— Конечно, — невзирая на энтузиазм, вложенный в «конечно» при его произнесении, я с огромной неохотой отлепилась от стула. Да, я пару часов назад самовольно подходила к зеркалу, но тогда не требовалось подробно вспоминать, что я видела. Возвращаться к этим эмоциям: страху, отчаянию, парализующей тревоге от невозможности рационализировать происходящее — не хотелось. До боли в затылке и до дрожи в мизинцах. Как находить в себе силы переживать снова и снова то, что, кажется, пережить еще раз не сможешь?
Силы нашлись.
— Я правильно стою? — спрашивал Толя, когда я пыталась определить, где находился человек, изображающий из себя привидение (или же — где витало привидение, если верить в них).
Глядя в лицо отражающейся копии Анатолия и стоя возле двери — точно в том самом месте, где стояла тогда, я отдавала команды:
— Чуть-чуть вправо… Нет, сильно.
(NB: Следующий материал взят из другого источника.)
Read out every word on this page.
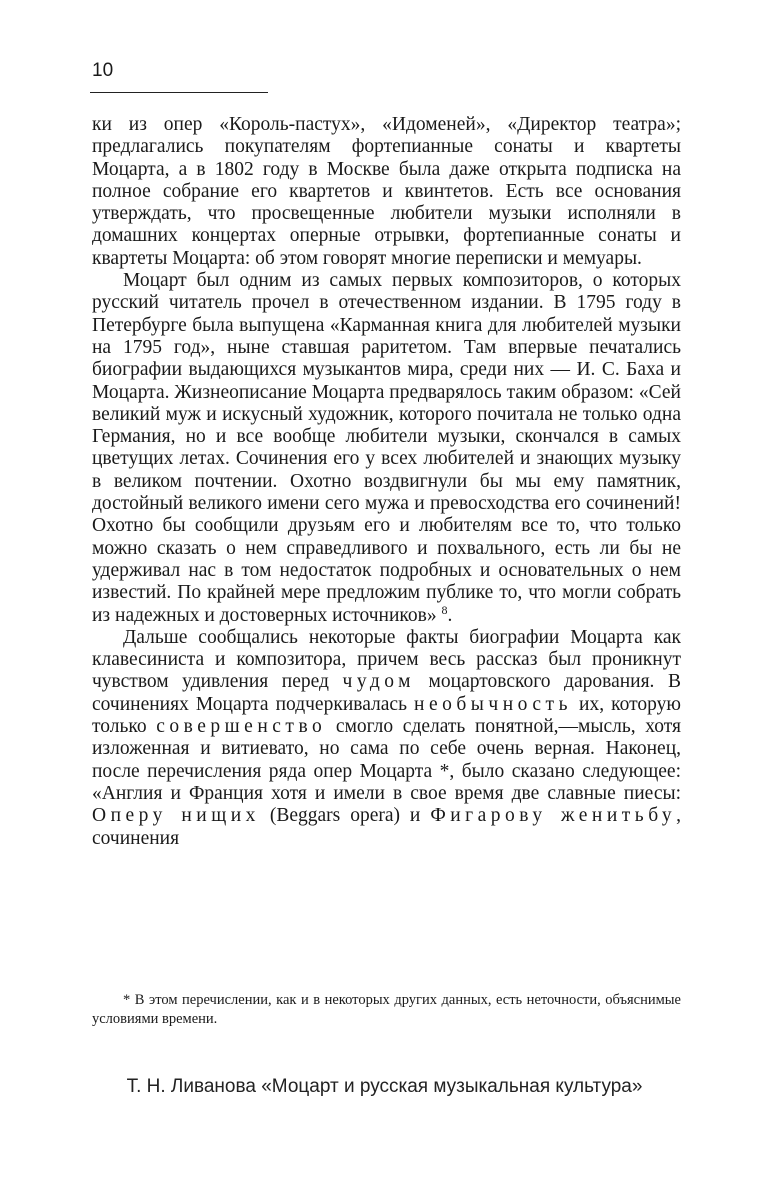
10

ки из опер «Король-пастух», «Идоменей», «Директор театра»; предлагались покупателям фортепианные сонаты и квартеты Моцарта, а в 1802 году в Москве была даже открыта подписка на полное собрание его квартетов и квинтетов. Есть все основания утверждать, что просвещенные любители музыки исполняли в домашних концертах оперные отрывки, фортепианные сонаты и квартеты Моцарта: об этом говорят многие переписки и мемуары.

Моцарт был одним из самых первых композиторов, о которых русский читатель прочел в отечественном издании. В 1795 году в Петербурге была выпущена «Карманная книга для любителей музыки на 1795 год», ныне ставшая раритетом. Там впервые печатались биографии выдающихся музыкантов мира, среди них — И. С. Баха и Моцарта. Жизнеописание Моцарта предварялось таким образом: «Сей великий муж и искусный художник, которого почитала не только одна Германия, но и все вообще любители музыки, скончался в самых цветущих летах. Сочинения его у всех любителей и знающих музыку в великом почтении. Охотно воздвигнули бы мы ему памятник, достойный великого имени сего мужа и превосходства его сочинений! Охотно бы сообщили друзьям его и любителям все то, что только можно сказать о нем справедливого и похвального, есть ли бы не удерживал нас в том недостаток подробных и основательных о нем известий. По крайней мере предложим публике то, что могли собрать из надежных и достоверных источников» $^8$.

Дальше сообщались некоторые факты биографии Моцарта как клавесиниста и композитора, причем весь рассказ был проникнут чувством удивления перед чудом моцартовского дарования. В сочинениях Моцарта подчеркивалась необычность их, которую только совершенство смогло сделать понятной,—мысль, хотя изложенная и витиевато, но сама по себе очень верная. Наконец, после перечисления ряда опер Моцарта *, было сказано следующее: «Англия и Франция хотя и имели в свое время две славные пиесы: Оперу нищих (Beggars opera) и Фигарову женитьбу, сочинения

* В этом перечислении, как и в некоторых других данных, есть неточности, объяснимые условиями времени.

Т. Н. Ливанова «Моцарт и русская музыкальная культура»
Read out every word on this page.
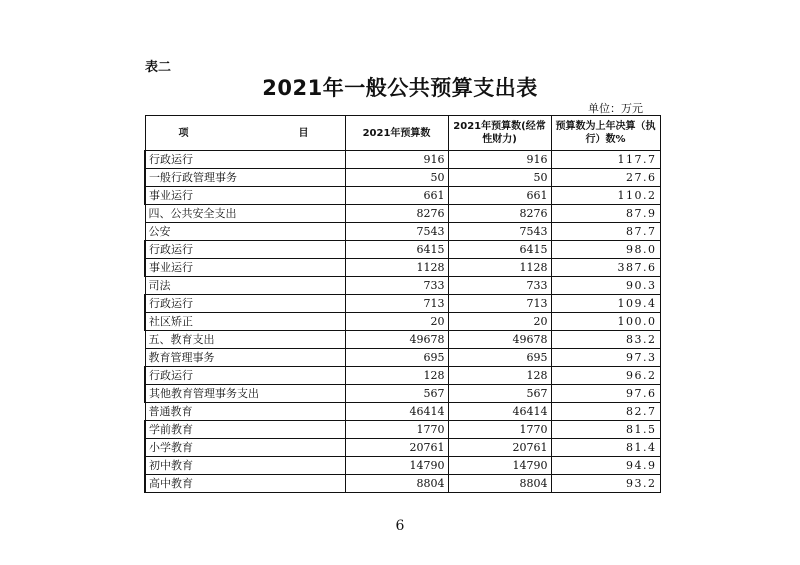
表二
2021年一般公共预算支出表
单位：万元
项　　目	2021年预算数	2021年预算数(经常性财力)	预算数为上年决算（执行）数%
行政运行	916	916	117.7
一般行政管理事务	50	50	27.6
事业运行	661	661	110.2
四、公共安全支出	8276	8276	87.9
公安	7543	7543	87.7
行政运行	6415	6415	98.0
事业运行	1128	1128	387.6
司法	733	733	90.3
行政运行	713	713	109.4
社区矫正	20	20	100.0
五、教育支出	49678	49678	83.2
教育管理事务	695	695	97.3
行政运行	128	128	96.2
其他教育管理事务支出	567	567	97.6
普通教育	46414	46414	82.7
学前教育	1770	1770	81.5
小学教育	20761	20761	81.4
初中教育	14790	14790	94.9
高中教育	8804	8804	93.2
6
Левее теперь. И полшага назад. Вот так.
Ткаченко слегка передернуло:
— Ух, прям мандраж… По шагам сущности — и все такое…
Посмотрев на него более тщательно, я увидела ребенка: в сияющих глазах безудержная радость, которую пытаются спрятать за скупой улыбкой, идя на поводу у рамок приличия, навязанных обществом; нелепая «дерганность» и резкость движений, вызванная желанием действовать вкупе с непониманием как именно. Возникали ассоциации с нетерпеливыми детьми, знающими, что тихий час вот-вот закончится, и предвкушающими возврат к веселым играм.
— Что такое? — резко спросил он.
— А?
— Ты улыбаешься, будто котенка узрела.
Я велела себе изгнать признаки нежного умиления с моего лица.
— Так что приборы показывают? — сменила я тему. Точнее, вернулась к прежней.
— Я ж еще не включал… Сейчас посмотрим.
В итоге приборы показали в три-четыре раза более низкие цифры, чем наверху.
— Он же и тут был, — пыталась разобраться я, шагая вдоль стены. Логическое полушарие никогда не дает мне покоя. — Почему такая разница?
Толя же, напротив, сел. Спокоен как никогда.
— Все понятно. — Он отпил остывшего чая из своей кружки. — Смотри, здесь в связи с советскими перестройками все сильно изменилось по сравнению с временами царизма, так? А верхние этажи остались почти нетронутыми.
— Не совсем так. Третий этаж был достроен уже позже. Но когда после пожара Гербовый зал был полностью восстановлен, это стало единственным местом во дворце, соответствующим тому времени — дореволюционной эпохе. Ведь именно благодаря сгоревшим обоям открылась первоначальная стена с росписью.
— Вот именно! Гербовый зал сохранил историческую ценность и выглядит примерно так же, как и во времена Матвея Дмитриева-Мамонова.